Two Hearts Beat As One

Tin Man Diner #2

From Dave Brigham:

The one time I went to the My Tin Man Diner on Cape Cod I was underwhelmed. I don't remember what I ate, but it was nothing special, and the place was a little rundown. Still, I loved diners, so I longed to go back. Unfortunately, in 2000 the place was torched by a guy who thought his wife, a waitress at the diner, was fooling around with customers. The burned-out hulk of the diner sat hard by Route 28 in Bourne for years before being torn down.

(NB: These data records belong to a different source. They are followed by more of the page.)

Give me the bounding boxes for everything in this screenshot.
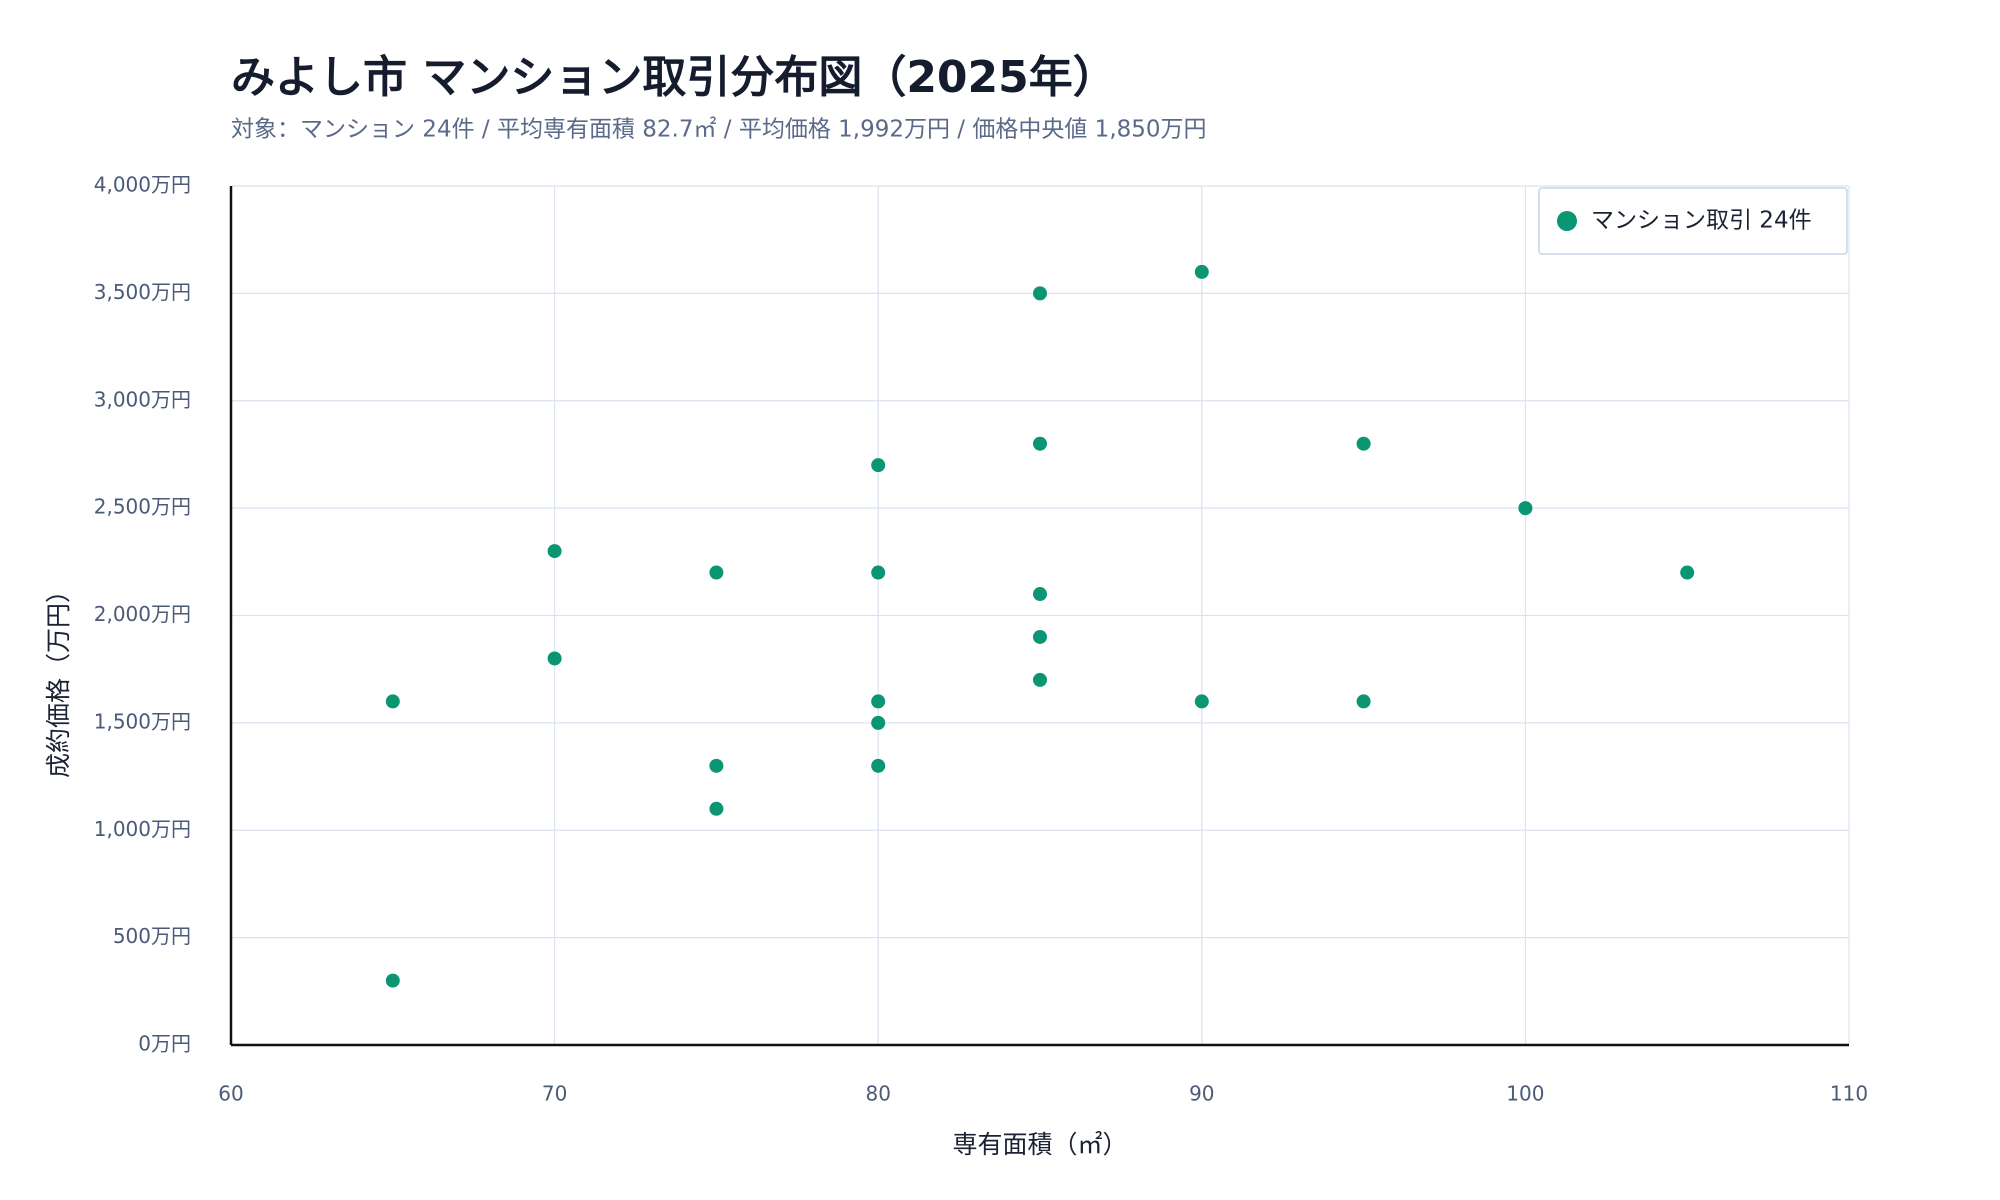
point (709, 565, 724, 580)
y-tick-label: 1,500万円 (94, 709, 191, 733)
x-axis-label: 専有面積（㎡） (952, 1130, 1127, 1159)
y-tick-label: 500万円 (113, 924, 191, 948)
y-tick-label: 0万円 (138, 1032, 191, 1056)
chart-subtitle: 対象：マンション 24件 / 平均専有面積 82.7㎡ / 平均価格 1,992… (231, 117, 1207, 143)
point (709, 758, 724, 773)
y-tick-label: 2,000万円 (94, 602, 191, 626)
point (709, 801, 724, 816)
x-tick-label: 110 (1830, 1082, 1868, 1106)
y-tick-label: 3,500万円 (94, 280, 191, 304)
point (1518, 501, 1533, 516)
point (871, 758, 886, 773)
point (385, 694, 400, 709)
point (1033, 672, 1047, 687)
point (1033, 587, 1047, 602)
legend-label: マンション取引 24件 (1591, 208, 1812, 234)
y-tick-label: 1,000万円 (94, 817, 191, 841)
point (385, 973, 400, 988)
point (547, 544, 562, 559)
legend-marker (1557, 211, 1577, 231)
chart-title: みよし市 マンション取引分布図（2025年） (231, 52, 1117, 103)
point (871, 715, 886, 730)
point (871, 458, 886, 473)
y-tick-label: 3,000万円 (94, 387, 191, 411)
point (1033, 286, 1047, 301)
y-axis-label: 成約価格（万円） (44, 578, 73, 778)
point (1033, 629, 1047, 644)
x-tick-label: 100 (1506, 1082, 1544, 1106)
x-tick-label: 60 (218, 1082, 243, 1106)
point (547, 651, 562, 666)
x-tick-label: 80 (865, 1082, 890, 1106)
point (871, 694, 886, 709)
point (1680, 565, 1695, 580)
point (1194, 264, 1209, 279)
point (1356, 694, 1371, 709)
x-tick-label: 70 (542, 1082, 567, 1106)
point (1033, 436, 1047, 451)
point (1194, 694, 1209, 709)
legend-box (1538, 187, 1848, 255)
y-tick-label: 2,500万円 (94, 495, 191, 519)
x-tick-label: 90 (1189, 1082, 1214, 1106)
y-tick-label: 4,000万円 (94, 173, 191, 197)
point (1356, 436, 1371, 451)
point (871, 565, 886, 580)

I vacation in Bourne each summer with my wife's family, so every July I find myself thinking about the diner. This year, on a drive with my son through North Falmouth, I cruised through a four-way intersection that I'd traveled through before, and spied a "Tin Man Diner" sign. The next day, with some alone time on my hands and anxious to use my new camera, I made a bee-line right back to that intersection.

I parked in the small lot out front and started snapping pictures, acting as though I'd found some Egyptian artifact that nobody had ever seen. After a few minutes, a guy about my age, wearing an apron, approached me and asked whether I was from the newspaper. I told him no, I just love diners and was excited at discovering that the Tin Man had risen from the ashes (I didn't say it so poetically that day). Then, a woman in her late 50s or early 60s joined us. The cook explained that I was just a diner lover, and she gave me a hearty handshake.

Turns out some locals have given the diner a hard time. The woman turned out to be the owner, Barbara Lind. She said that each day she had her small neon "OPEN" sign turned on, the town of Falmouth assessed her a fine (I didn't find out how much). There have been people out front protesting the diner, she said, although she didn't say for what. I suspect that the neighbors in the well-to-do neighborhood weren't too pleased that a scrappy, working class woman and her daughter, who were associated with a lurid and sordid arson case, were now working in their midst.

Tin Man Diner #5

Barbara was kind enough to invite me in to look at the diner and take some more pictures. "I'm so glad you turned out to be alright," she said to me with a big smile on her face. I wished her well in her battle with the town and her neighbors and told her I'd try to get back the next day for breakfast. Unfortunately, I didn't make it back.

The place is resplendent in "Wizard of Oz" decor, and neat and clean. Barbara has proudly hung a bunch of articles about the original diner's demise, and the launch of the new place. I don't know if I can wait a year to get back there to eat. Some weekend in the near future I need to sit down at the counter and devour some waffles, bacon and home fries.

Finally, how's this for a way to complete the circle: on the exact spot where the My Tin Man once stood, a new diner has been dropped. I snapped a couple of pictures of the place, and as I did so I could hear a radio from inside, and see signs of people working to fix it up for business. Looks like next July I'll have two choices for home-cooked breakfast.